Like all rodents, the agouti is mainly a vegetarian. It can be seen browsing on leaves, roots and fallen fruits. When these delicate eaters are seen eating, they will be sitting back on their hunches, holding their food with their fore feet and peeling their food carefully with their teeth before eating it. Agouti hoard their food in small stores, which are buried near their landmarks. They have been known to occasionally eat the eggs of ground nesting birds and have even been seen at the seashore searching for shellfish. When the agouti is disturbed it will first freeze in an attempt to avoid being detected. It will sit with its body upright and ankles flat on the ground ready to leap off at full speed. When the agouti leaps away from a predator, it will scream shrilly and has the ability to dodge obstacles with an amazing agility. Its main predators include the ocelot, jaguar and man. The agouti is a fast runner, known to escape predators more by speed than hiding. These very agile animals bound through the under growth, undaunted by precipices on which they display the agility of goats. Some have been recorded leaping 20 feet from a standing start.

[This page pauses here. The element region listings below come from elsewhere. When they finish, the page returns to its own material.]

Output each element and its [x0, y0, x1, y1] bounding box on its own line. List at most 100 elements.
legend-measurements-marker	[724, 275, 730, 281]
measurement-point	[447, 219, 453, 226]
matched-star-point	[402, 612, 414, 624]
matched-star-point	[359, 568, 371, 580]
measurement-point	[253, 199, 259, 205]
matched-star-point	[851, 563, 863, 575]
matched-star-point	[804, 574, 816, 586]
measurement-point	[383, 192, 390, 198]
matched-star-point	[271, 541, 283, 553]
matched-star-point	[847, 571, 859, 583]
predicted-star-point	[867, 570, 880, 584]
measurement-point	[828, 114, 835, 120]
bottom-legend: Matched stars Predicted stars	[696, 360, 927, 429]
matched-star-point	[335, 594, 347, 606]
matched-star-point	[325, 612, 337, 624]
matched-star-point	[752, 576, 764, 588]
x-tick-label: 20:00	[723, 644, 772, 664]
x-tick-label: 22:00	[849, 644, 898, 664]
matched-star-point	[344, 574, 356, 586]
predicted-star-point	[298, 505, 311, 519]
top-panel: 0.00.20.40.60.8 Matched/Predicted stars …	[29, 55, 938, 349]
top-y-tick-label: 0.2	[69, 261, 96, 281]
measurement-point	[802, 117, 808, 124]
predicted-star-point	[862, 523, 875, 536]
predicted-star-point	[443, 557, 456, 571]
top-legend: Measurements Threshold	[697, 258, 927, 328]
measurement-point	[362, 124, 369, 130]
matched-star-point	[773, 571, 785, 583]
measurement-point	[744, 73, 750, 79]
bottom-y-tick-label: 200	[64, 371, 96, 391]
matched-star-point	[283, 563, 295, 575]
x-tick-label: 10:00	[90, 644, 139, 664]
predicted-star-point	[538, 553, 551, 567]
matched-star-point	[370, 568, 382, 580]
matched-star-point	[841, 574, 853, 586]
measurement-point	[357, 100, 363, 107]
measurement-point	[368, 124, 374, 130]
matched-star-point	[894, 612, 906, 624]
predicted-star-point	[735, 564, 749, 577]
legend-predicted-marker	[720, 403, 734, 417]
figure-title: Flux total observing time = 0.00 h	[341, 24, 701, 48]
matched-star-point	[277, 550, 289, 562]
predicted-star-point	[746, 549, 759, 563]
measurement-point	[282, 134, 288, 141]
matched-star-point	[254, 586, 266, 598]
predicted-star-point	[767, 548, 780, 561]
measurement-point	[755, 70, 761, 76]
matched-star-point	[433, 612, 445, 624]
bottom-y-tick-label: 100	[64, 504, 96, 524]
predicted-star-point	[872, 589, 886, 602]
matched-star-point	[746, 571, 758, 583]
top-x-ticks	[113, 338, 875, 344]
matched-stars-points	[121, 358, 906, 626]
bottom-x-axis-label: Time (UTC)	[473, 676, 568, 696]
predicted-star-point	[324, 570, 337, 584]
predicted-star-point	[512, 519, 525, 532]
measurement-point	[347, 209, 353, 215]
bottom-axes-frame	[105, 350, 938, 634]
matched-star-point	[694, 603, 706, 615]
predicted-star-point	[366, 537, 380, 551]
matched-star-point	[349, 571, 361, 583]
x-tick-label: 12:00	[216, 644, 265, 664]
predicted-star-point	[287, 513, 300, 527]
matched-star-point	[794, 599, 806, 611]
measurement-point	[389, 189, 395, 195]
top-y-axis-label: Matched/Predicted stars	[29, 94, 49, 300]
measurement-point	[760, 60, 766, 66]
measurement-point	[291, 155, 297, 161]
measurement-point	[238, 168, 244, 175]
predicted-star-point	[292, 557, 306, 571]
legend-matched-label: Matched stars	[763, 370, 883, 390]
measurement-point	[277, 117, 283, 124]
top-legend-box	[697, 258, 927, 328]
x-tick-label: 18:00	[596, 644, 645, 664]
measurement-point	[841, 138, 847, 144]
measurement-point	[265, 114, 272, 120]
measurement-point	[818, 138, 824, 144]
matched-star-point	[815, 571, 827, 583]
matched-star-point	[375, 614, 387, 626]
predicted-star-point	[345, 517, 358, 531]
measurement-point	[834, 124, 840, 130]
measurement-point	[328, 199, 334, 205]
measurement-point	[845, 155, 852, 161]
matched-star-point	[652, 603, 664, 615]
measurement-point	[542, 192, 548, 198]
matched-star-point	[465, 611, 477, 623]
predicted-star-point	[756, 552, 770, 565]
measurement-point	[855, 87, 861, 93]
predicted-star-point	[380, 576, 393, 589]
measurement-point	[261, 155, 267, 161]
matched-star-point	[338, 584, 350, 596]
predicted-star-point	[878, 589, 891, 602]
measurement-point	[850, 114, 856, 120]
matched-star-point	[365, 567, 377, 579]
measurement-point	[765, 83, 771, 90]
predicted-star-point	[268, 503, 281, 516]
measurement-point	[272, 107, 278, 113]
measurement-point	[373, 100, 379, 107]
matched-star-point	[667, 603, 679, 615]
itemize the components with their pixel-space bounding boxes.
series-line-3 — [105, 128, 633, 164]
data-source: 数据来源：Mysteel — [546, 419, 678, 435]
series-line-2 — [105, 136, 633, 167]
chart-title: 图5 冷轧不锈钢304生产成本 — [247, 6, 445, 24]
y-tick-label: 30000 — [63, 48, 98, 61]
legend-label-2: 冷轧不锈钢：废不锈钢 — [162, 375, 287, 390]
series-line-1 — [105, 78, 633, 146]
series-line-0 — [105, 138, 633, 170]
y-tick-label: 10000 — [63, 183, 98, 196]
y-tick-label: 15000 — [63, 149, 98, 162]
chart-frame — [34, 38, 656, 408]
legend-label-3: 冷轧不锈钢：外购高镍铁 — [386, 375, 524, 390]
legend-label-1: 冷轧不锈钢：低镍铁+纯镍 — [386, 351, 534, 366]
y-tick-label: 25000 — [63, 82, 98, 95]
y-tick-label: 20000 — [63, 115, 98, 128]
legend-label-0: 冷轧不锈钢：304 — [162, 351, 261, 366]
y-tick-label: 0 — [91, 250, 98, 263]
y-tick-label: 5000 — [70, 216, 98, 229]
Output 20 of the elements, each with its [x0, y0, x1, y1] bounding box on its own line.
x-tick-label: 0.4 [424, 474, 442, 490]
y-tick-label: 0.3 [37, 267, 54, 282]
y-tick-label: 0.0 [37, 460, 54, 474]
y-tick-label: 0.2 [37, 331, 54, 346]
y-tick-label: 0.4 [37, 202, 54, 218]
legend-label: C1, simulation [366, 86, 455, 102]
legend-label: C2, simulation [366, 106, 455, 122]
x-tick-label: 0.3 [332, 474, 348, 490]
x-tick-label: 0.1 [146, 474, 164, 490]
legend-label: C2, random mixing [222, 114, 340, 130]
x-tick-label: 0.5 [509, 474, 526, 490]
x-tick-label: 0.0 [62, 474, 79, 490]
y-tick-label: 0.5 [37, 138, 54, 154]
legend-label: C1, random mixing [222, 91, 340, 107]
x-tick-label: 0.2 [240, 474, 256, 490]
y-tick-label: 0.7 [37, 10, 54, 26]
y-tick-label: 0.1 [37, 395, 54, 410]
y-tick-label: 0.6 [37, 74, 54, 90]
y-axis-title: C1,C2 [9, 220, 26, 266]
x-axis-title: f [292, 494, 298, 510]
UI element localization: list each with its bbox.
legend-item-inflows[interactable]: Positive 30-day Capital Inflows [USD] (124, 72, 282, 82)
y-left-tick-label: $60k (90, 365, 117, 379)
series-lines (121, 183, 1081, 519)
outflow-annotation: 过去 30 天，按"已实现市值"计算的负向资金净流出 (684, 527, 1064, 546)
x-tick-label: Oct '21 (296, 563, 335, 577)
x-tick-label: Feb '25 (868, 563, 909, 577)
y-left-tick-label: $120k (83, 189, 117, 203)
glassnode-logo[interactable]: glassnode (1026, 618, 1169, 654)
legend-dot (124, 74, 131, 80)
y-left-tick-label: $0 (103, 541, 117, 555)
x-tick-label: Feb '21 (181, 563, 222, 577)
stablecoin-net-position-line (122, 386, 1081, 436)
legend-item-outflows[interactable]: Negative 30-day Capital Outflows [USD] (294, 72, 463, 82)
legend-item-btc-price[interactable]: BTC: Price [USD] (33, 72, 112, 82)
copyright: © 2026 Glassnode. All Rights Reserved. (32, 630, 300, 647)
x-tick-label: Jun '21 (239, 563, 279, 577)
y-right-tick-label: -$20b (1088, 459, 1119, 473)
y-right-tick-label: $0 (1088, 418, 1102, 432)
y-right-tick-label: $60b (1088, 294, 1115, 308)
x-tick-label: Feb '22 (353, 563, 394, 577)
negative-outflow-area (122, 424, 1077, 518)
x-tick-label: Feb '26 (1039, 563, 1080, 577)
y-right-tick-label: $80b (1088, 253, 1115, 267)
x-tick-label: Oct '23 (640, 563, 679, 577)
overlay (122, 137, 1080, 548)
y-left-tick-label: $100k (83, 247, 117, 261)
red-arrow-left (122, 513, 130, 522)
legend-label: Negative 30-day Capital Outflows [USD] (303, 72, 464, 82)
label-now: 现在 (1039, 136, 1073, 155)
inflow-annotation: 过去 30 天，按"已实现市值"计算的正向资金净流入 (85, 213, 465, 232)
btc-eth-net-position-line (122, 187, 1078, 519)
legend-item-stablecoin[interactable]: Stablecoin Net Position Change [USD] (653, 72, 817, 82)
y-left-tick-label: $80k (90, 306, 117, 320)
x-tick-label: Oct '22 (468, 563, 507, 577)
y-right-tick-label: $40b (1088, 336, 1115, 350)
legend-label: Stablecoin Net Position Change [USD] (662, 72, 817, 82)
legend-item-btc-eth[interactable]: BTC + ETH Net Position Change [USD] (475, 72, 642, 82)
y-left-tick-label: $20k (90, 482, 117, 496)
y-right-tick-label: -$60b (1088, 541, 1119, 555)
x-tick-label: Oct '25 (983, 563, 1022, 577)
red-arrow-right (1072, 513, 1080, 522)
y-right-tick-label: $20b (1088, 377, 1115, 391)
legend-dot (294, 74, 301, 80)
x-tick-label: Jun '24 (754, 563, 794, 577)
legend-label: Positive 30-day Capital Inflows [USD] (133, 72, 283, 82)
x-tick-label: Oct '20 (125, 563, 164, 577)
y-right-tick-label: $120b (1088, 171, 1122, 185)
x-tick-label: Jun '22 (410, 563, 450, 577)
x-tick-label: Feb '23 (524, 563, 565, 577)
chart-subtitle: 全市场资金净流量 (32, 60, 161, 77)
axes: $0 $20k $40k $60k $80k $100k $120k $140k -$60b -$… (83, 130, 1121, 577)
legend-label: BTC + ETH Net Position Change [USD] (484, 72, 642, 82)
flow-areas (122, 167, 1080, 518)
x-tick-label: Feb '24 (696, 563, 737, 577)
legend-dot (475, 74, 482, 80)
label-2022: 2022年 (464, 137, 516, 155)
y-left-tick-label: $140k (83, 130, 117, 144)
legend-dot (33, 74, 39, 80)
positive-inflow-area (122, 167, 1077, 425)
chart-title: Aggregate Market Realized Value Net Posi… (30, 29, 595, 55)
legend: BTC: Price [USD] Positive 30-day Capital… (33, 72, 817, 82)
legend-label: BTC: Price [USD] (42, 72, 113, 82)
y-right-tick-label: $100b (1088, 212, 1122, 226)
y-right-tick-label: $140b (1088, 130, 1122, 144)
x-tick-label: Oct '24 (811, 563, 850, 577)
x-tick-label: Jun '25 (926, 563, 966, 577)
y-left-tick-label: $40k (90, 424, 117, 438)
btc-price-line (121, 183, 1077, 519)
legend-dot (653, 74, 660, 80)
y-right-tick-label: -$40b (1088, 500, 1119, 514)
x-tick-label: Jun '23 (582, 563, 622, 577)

After breeding, the female agouti will have a litter that numbers from two to six. Many of the species have two litters each year in May and October. Some of the species appear to breed all year round. The young are born in a burrow that is lined with leaves, roots and hair. The mother gives birth to the young in a squatting position and they are quite well developed at birth. Baby agouti are covered with hair, their eyes are open and within an hour they are eating vegetation. The gestation period for the young is three months. This is believed to be the reason the young are so well developed at birth. During the time that the young agouti are very small, the father is barred from the nest. The young remain with the parents for weeks before going out on their own.
There has been some speculation as to whether the agouti is social or solitary. Even though they occasionally burrow in small groups or alone, they will feed in groups of 100 or more. Despite their conflicting characteristics of fighting and fleeing, the agouti is easily tamed and make affectionate pets. These animals can live up to 20 years, but the average life span is approximately six years.